Reporting Assistance By Shlomie Katash and Radwan Farraj

 

   In an effort to support racial and ethnic studies across the university, CUNY’s Black, Race, and Ethnic Studies program awarded 17 Brooklyn College professors grants for their proposed research. A total of $1.8 million was awarded by the Mellon Foundation university-wide, with BC faculty garnering nearly $300,000 for their projects. Those selected will collaborate with students and colleagues in their proposed research, determine how to broaden or change the curricula of racial and ethnic studies, and overall highlight different social and racial issues pertinent to the college community. 

   “CUNY is an incredibly diverse institution, in terms of its community members and intellectual interests, and BRESI brings those interests into focus in a deliberate and coordinated way,” wrote Prudence Cumberbatch, the Chair of BC’s Africana Studies Department, to the Vanguard. Cumberbatch is a BRESI recipient who will conduct a case study on the origins of her own department, which was established through student activism. 

   BRESI was implemented in February 2022, and backed by the Mellon Foundation that previously gifted CUNY $10 million to expand initiatives related to COVID-19, and social and racial justice. With one of its aims being to “reimagine and further develop CUNY programs in Black, race and ethnic studies,” the proposed research selected from Brooklyn College represents an array of communities and their concerns. From the implementation of a Native American and Indigenous curricula at CUNY, to understanding the alternatives of policing, BC professors are preparing to take on different academic and social queries. For many of them, advancing the knowledge of their students is central to their research. 

   “We want our students to be able to engage the world as more than people who seek employment, but as active participants in transforming society where labor and the type of lives people desire and need comes under serious scrutiny,” wrote Dr. Lawrence Johnson, Chair of BC’s Black Faculty and Staff, to the Vanguard. Lawrence was one of the BRESI recipients, whose research titled, “A Mixed Methods Investigation of Decolonizing Sociology,” intends to allow students to implement their own lived experiences within their studies, while comparing them to sociological theories. 

   With Native American and Indigenous Studies remaining absent in CUNY’s curricula, several professors and American Indian Community House members are collaborating on events that would lead to a curriculum review that’s representative of the Native American communities’ needs, way of life, care, and the harms of colonization.

   “If we want to change the world we live in––the way people think about each other, the political divides, the profit over people motive,” wrote Professor Beth Cooper, “then changing the curriculum at Brooklyn College to teach and fully-fund ethnic studies and a more holistic vision of this country’s history, especially in a global perspective, is imperative.”

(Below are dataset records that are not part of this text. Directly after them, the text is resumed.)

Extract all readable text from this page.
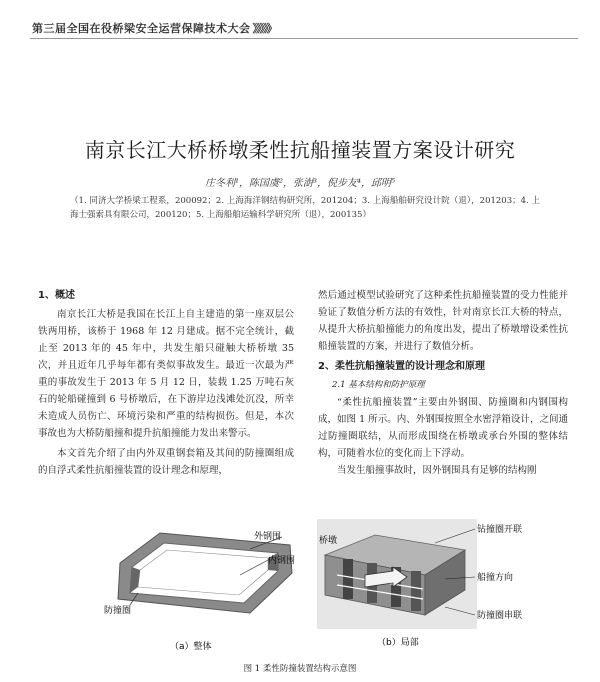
第三届全国在役桥梁安全运营保障技术大会 》》》》》
南京长江大桥桥墩柔性抗船撞装置方案设计研究
庄冬利¹，陈国虞²，张澍³，倪步友⁴，邱明⁵
（1. 同济大学桥梁工程系，200092；2. 上海海洋钢结构研究所，201204；3. 上海船舶研究设计院（退），201203；4. 上海士强索具有限公司，200120；5. 上海船舶运输科学研究所（退），200135）

1、概述

南京长江大桥是我国在长江上自主建造的第一座双层公铁两用桥，该桥于 1968 年 12 月建成。据不完全统计，截止至 2013 年的 45 年中，共发生船只碰触大桥桥墩 35 次，并且近年几乎每年都有类似事故发生。最近一次最为严重的事故发生于 2013 年 5 月 12 日，装载 1.25 万吨石灰石的轮船碰撞到 6 号桥墩后，在下游岸边浅滩处沉没，所幸未造成人员伤亡、环境污染和严重的结构损伤。但是，本次事故也为大桥防船撞和提升抗船撞能力发出来警示。

本文首先介绍了由内外双重钢套箱及其间的防撞圈组成的自浮式柔性抗船撞装置的设计理念和原理，

然后通过模型试验研究了这种柔性抗船撞装置的受力性能并验证了数值分析方法的有效性，针对南京长江大桥的特点，从提升大桥抗船撞能力的角度出发，提出了桥墩增设柔性抗船撞装置的方案，并进行了数值分析。

2、柔性抗船撞装置的设计理念和原理

2.1 基本结构和防护原理

“柔性抗船撞装置”主要由外钢围、防撞圈和内钢围构成，如图 1 所示。内、外钢围按照全水密浮箱设计，之间通过防撞圈联结，从而形成围绕在桥墩或承台外围的整体结构，可随着水位的变化而上下浮动。

当发生船撞事故时，因外钢围具有足够的结构刚

外钢围
内钢围
防撞圈
（a）整体
桥墩
钻撞圈开联
船撞方向
防撞圈串联
（b）局部
图 1 柔性防撞装置结构示意图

   Cooper, alongside Dr. Yung-Yi Diana Pan, Professor Joseph Entin, Joceyln Wills, and others, will work to highlight Native American and Indigenous experiences. As Indigenous Heritage Month approaches this November, they are working to have their events and efforts lead to curricula for CUNY. 

  “I’m motivated by educating the students of BC and CUNY on a topic that should be absolutely central to our curriculum. How can we not honor, appreciate, and learn the original stewards of our home?,” wrote Pan to the Vanguard.  

   Other projects extend beyond academia, allowing students to directly engage with the communities impacted by social injustices, including how public safety affects communities of color. 

  “We work internationally to develop public safety programs independent of the criminal legal system such as mental health crisis response teams and community based anti-violence projects,” wrote Dr. Alex Vitale. “These projects can both help reduce crime and police violence.”

   As the professors work on their research alongside their colleagues and students, many believe it is important for institutions like Brooklyn College and CUNY to back different projects and departments that aim to challenge the current ways of teaching and learning for the better. 

  “[…] We should be critically advancing all disciplines, not just Black and Ethnic Studies, that seek a world that is not divided and overdetermined by appearances and ideas that seek to reduce human capacity,” wrote Dr. Johnson.